Fifth, the study was of no potential benefit to the children. In fact, it was demonstrated by NIMH studies published in 1989 (see below) that fenfluramine, while having serious side effects, had no therapeutic benefit whatsoever. Thus the children were given a dangerous drug of no possible benefit to them. This is unethical under standard guidelines for medical experimentation on children.

Sixth, the research was highly speculative and unlikely to produce any positive result.

 A Dangerous New Trend

This research represents a growing trend in the United States to perform outrageous research on children. The Center for the Study of Psychiatry and Psychology first became involved in these issues in 1972 when we discovered that black children as young as age five were having psychosurgery performed on them at the University of Mississippi in Jackson in order to control “hyperactive” and “aggressive” behavior. Their brains were being implanted with electrodes that were heated up to melt areas of the brain that regulate emotion and intellect. When we first opposed these experiments, and eventually stopped them, we did so despite resistance from organized psychiatry and the research community.

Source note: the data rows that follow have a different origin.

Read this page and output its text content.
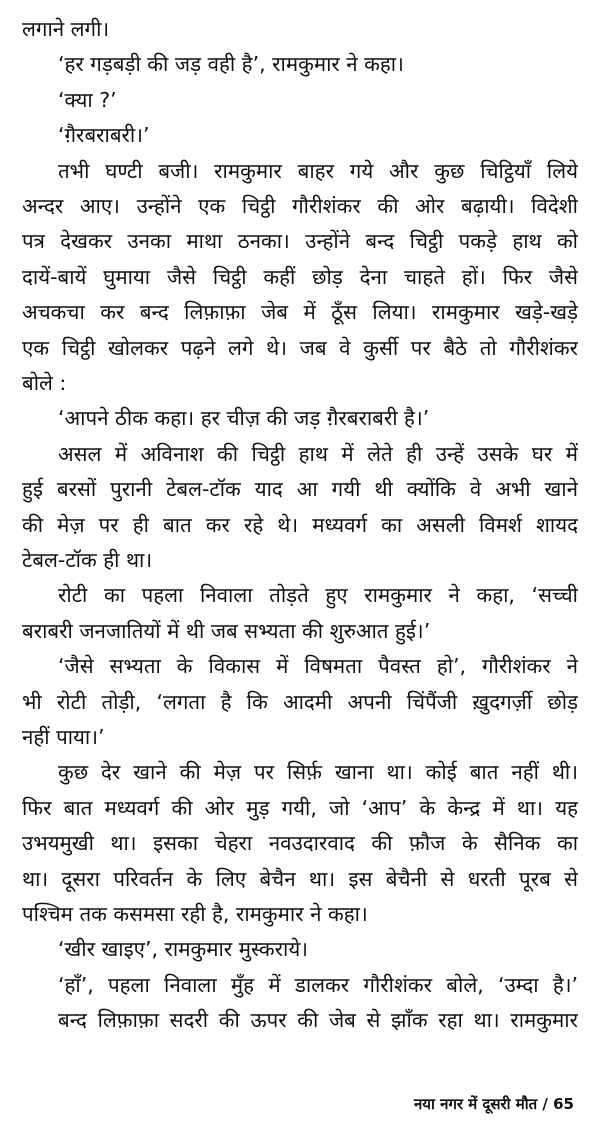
लगाने लगी।
‘हर गड़बड़ी की जड़ वही है’, रामकुमार ने कहा।
‘क्या ?’
‘ग़ैरबराबरी।’
तभी घण्टी बजी। रामकुमार बाहर गये और कुछ चिट्ठियाँ लिये
अन्दर आए। उन्होंने एक चिट्ठी गौरीशंकर की ओर बढ़ायी। विदेशी
पत्र देखकर उनका माथा ठनका। उन्होंने बन्द चिट्ठी पकड़े हाथ को
दायें-बायें घुमाया जैसे चिट्ठी कहीं छोड़ देना चाहते हों। फिर जैसे
अचकचा कर बन्द लिफ़ाफ़ा जेब में ठूँस लिया। रामकुमार खड़े-खड़े
एक चिट्ठी खोलकर पढ़ने लगे थे। जब वे कुर्सी पर बैठे तो गौरीशंकर
बोले :
‘आपने ठीक कहा। हर चीज़ की जड़ ग़ैरबराबरी है।’
असल में अविनाश की चिट्ठी हाथ में लेते ही उन्हें उसके घर में
हुई बरसों पुरानी टेबल-टॉक याद आ गयी थी क्योंकि वे अभी खाने
की मेज़ पर ही बात कर रहे थे। मध्यवर्ग का असली विमर्श शायद
टेबल-टॉक ही था।
रोटी का पहला निवाला तोड़ते हुए रामकुमार ने कहा, ‘सच्ची
बराबरी जनजातियों में थी जब सभ्यता की शुरुआत हुई।’
‘जैसे सभ्यता के विकास में विषमता पैवस्त हो’, गौरीशंकर ने
भी रोटी तोड़ी, ‘लगता है कि आदमी अपनी चिंपैंजी ख़ुदगर्ज़ी छोड़
नहीं पाया।’
कुछ देर खाने की मेज़ पर सिर्फ़ खाना था। कोई बात नहीं थी।
फिर बात मध्यवर्ग की ओर मुड़ गयी, जो ‘आप’ के केन्द्र में था। यह
उभयमुखी था। इसका चेहरा नवउदारवाद की फ़ौज के सैनिक का
था। दूसरा परिवर्तन के लिए बेचैन था। इस बेचैनी से धरती पूरब से
पश्चिम तक कसमसा रही है, रामकुमार ने कहा।
‘खीर खाइए’, रामकुमार मुस्कराये।
‘हाँ’, पहला निवाला मुँह में डालकर गौरीशंकर बोले, ‘उम्दा है।’
बन्द लिफ़ाफ़ा सदरी की ऊपर की जेब से झाँक रहा था। रामकुमार
नया नगर में दूसरी मौत / 65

Twenty years later in 1992 we discovered the federal violence initiative–the federal government’s agency-wide plan to go into America’s inner cities to experiment on children in the hope of finding genetic and biological causes for violence. We opposed this program as racist and abusive of children. Our efforts led to the cancellation of this program. It also led the chief sponsor of the program, psychiatrist Frederick Goodwin, to resign from his post as director of NIMH and to leave a career in the government.

The fenfluramine studies at Columbia and Queens College are part of the violence initiative. They were created under its umbrella before it was cancelled. They confirm our fears that while the public aspects of the violence initiative were withdrawn, the actual individual projects continue unabated.

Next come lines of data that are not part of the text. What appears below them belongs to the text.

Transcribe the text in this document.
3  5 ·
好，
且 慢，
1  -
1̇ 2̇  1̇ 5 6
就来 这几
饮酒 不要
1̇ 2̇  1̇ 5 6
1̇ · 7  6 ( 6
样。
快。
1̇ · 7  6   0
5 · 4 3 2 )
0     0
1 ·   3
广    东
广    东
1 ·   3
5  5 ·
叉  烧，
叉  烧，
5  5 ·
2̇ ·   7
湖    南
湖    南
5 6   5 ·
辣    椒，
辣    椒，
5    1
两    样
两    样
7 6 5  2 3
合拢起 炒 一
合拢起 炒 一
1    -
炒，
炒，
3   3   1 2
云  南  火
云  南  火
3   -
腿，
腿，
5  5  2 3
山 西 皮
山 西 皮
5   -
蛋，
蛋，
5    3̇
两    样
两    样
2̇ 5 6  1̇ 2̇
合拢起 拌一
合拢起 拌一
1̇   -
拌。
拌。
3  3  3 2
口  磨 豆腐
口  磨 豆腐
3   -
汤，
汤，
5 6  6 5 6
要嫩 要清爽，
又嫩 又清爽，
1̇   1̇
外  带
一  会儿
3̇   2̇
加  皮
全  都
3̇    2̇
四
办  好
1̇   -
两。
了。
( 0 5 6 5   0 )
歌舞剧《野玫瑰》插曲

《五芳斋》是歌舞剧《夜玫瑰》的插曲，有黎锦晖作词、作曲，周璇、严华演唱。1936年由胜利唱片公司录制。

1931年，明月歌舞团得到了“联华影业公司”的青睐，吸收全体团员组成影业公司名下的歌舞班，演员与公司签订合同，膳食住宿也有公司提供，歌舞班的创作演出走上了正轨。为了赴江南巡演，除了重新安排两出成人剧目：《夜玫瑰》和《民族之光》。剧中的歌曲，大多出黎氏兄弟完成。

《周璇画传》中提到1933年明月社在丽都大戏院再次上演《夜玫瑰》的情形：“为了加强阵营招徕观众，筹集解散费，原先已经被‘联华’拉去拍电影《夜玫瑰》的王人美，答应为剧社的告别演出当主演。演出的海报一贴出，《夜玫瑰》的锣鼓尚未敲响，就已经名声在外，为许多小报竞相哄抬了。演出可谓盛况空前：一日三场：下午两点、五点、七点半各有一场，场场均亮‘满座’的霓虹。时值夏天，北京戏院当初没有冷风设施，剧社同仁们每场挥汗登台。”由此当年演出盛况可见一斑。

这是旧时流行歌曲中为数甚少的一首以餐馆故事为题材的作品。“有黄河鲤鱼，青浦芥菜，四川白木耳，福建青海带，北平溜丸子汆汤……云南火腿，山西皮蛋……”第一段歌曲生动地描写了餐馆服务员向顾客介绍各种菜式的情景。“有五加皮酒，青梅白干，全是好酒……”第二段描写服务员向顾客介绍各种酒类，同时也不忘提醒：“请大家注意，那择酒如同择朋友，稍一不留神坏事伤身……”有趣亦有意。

NIMH has a long history of supporting what we call Hi Tech Child Abuse. Between 1989 and 1994, NIMH was funding experiments with fenfluramine. In a comparison study with Ritalin, principal researcher Michael Aman was giving children doses up to 1.6 mg kg of fenfluramine per day. The children, age 5-13, were mentally retarded — another group notoriously vulnerable to medical experimentation.

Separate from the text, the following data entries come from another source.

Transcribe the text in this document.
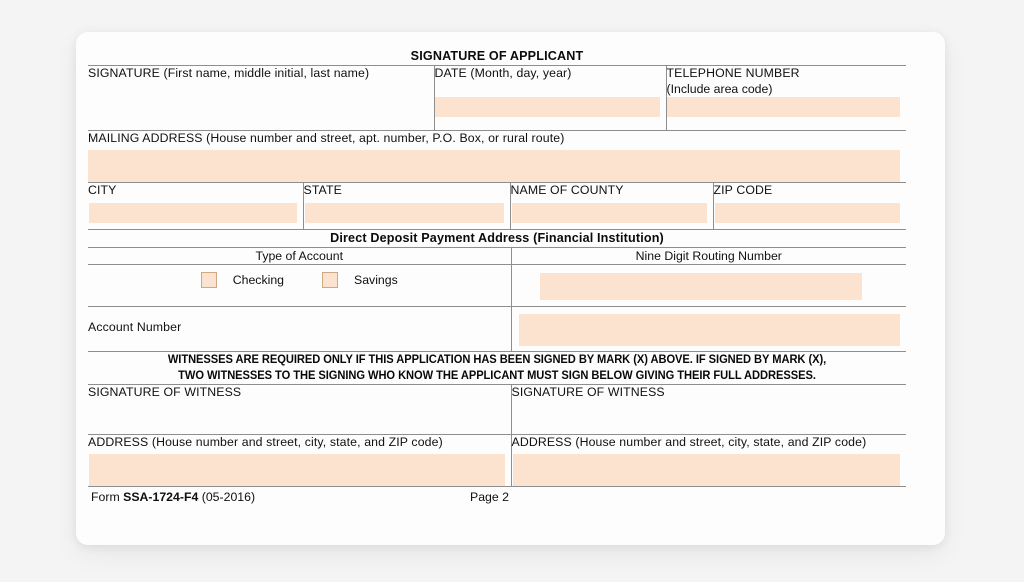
SIGNATURE OF APPLICANT

SIGNATURE (First name, middle initial, last name)	DATE (Month, day, year)	TELEPHONE NUMBER
(Include area code)
MAILING ADDRESS (House number and street, apt. number, P.O. Box, or rural route)

CITY	STATE	NAME OF COUNTY	ZIP CODE
Direct Deposit Payment Address (Financial Institution)	
Type of Account	Nine Digit Routing Number

Checking Savings	

Account Number	

WITNESSES ARE REQUIRED ONLY IF THIS APPLICATION HAS BEEN SIGNED BY MARK (X) ABOVE. IF SIGNED BY MARK (X),
TWO WITNESSES TO THE SIGNING WHO KNOW THE APPLICANT MUST SIGN BELOW GIVING THEIR FULL ADDRESSES.	

SIGNATURE OF WITNESS	SIGNATURE OF WITNESS

ADDRESS (House number and street, city, state, and ZIP code)	ADDRESS (House number and street, city, state, and ZIP code)
Form SSA-1724-F4 (05-2016)	Page 2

Yet it was already known by 1989 that fenfluramine has no positive effect on the behavior of children, even by NIMH standards. This was confirmed in a study conducted during the early 1980s and published in 1989 by NIMH’s Child Psychiatry Branch (Maureen Donnelly, Judith Rapoport, et al., “Fenfluramine and Dextroamphetamine Treatment of Childhood Hyperactivity,” Archives of General Psychiatry, 46:205-212, 1989).

It is time for Americans to demand that psychiatric researchers stop using children as human guinea pigs.